Okay. Let me do the first question and I’ll have Rob answer in more details. But as we’ve said and I heard you -- I hope you heard this during the call that Nektar and AstraZeneca plan to provide top line results from the NKTR-118 Phase 3 pivotal programs in the fourth quarter of this year. So, I’ll let Rob comment on what’s that top line results should look like in terms of data.

Yes. And I didn’t completely hear your questions. So I hope I’m answering the right question. Let me say, the total high-level data generally we’re talking about top line around primary and key secondary end points. There’ll be 2 pivotal trials as noted and also the 6 month extension, which is primarily a safety trial. So, we’ll have safety and efficacy data as what we are expecting. And could you read -- we were a little -- had a little difficult hearing you as well. What was the answer to your second question, what was your second question?

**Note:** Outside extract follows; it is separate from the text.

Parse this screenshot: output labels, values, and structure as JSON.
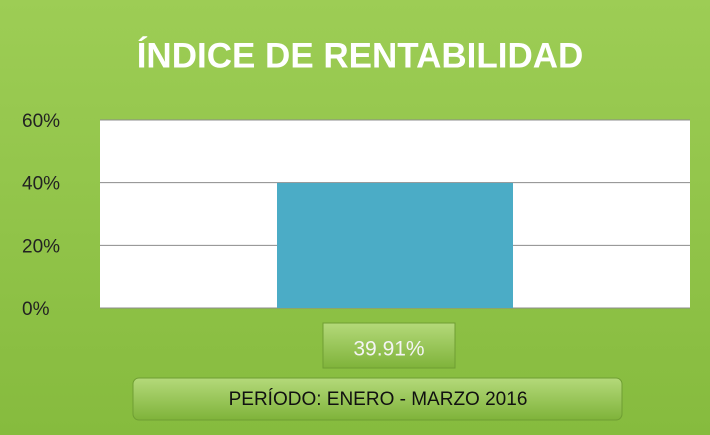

Yes. Sure. With respect to filings for 102 ovarian cancer, so are you proposing similar regulatory options in the U.S. and EU both?

Yes. We are absolutely looking at what we - where we can go with NKTR-102 in ovarian cancer in the EU as well and we think there is a number of good options.

[Operator Instructions] Your next question comes from the line of Biren Amin from Jefferies.

Thanks for taking my question. I have one question on naloxegol. Given the dropout would be considered non-responders in the primary efficacy responders analysis, what measures if any are being utilized to minimize dropouts in both Phase 3 trials? And are your assumptions for dropouts in the Phase 3 program similar to the discontinuation rates that have been observed in the Phase 2 trial? Thanks.

Well, much of that I can’t speak to and those are AstraZeneca questions. We do, in these trials, typically handle dropouts the way we do in clinical trials. So people can dropout for like of efficacy. They can also dropout for adverse events. Both are relevant to interest, relevant and interesting endpoints of course. The way we deal those is in line with what’s typically done in a statistical analysis plan. So, I’m not sure I’m directly answering your question, so it’s not a specific measure to try to encourage patients to continue dosing that could potentially muddy your results if you try to do something like that. Am I getting to your question Birin?

And I would now like to turn the call over to Howard Robin for closing remarks.

Well, thank you. I’m I glad you were able to bear with you today. And I am sorry about this technological problem. We’re going to make sure that the webcast replay has a full audio check and that’s its crystal clear, and the transcript is accurate. So please go to our website if you want to listen to this again. We’ll make sure it’s crystal clear for you. And feel free if there are any other questions, do contact Jennifer Ruddock, we’ll make sure that we set up the appropriate meetings. And I again I apologize for the bad audio. But I’m very, very happy with the progress the company is making and I think we’re in excellent position both scientifically, clinically and financially. And it’s turning out to be so far very, very good year for Nektar. So thanks for sticking with us. I appreciate it. We will see you all at the UBS Conference in New York. Thanks a lot. Bye-bye.

Thank you for your participation in today’s conference. This concludes the presentation. You may now disconnect. Have a good day.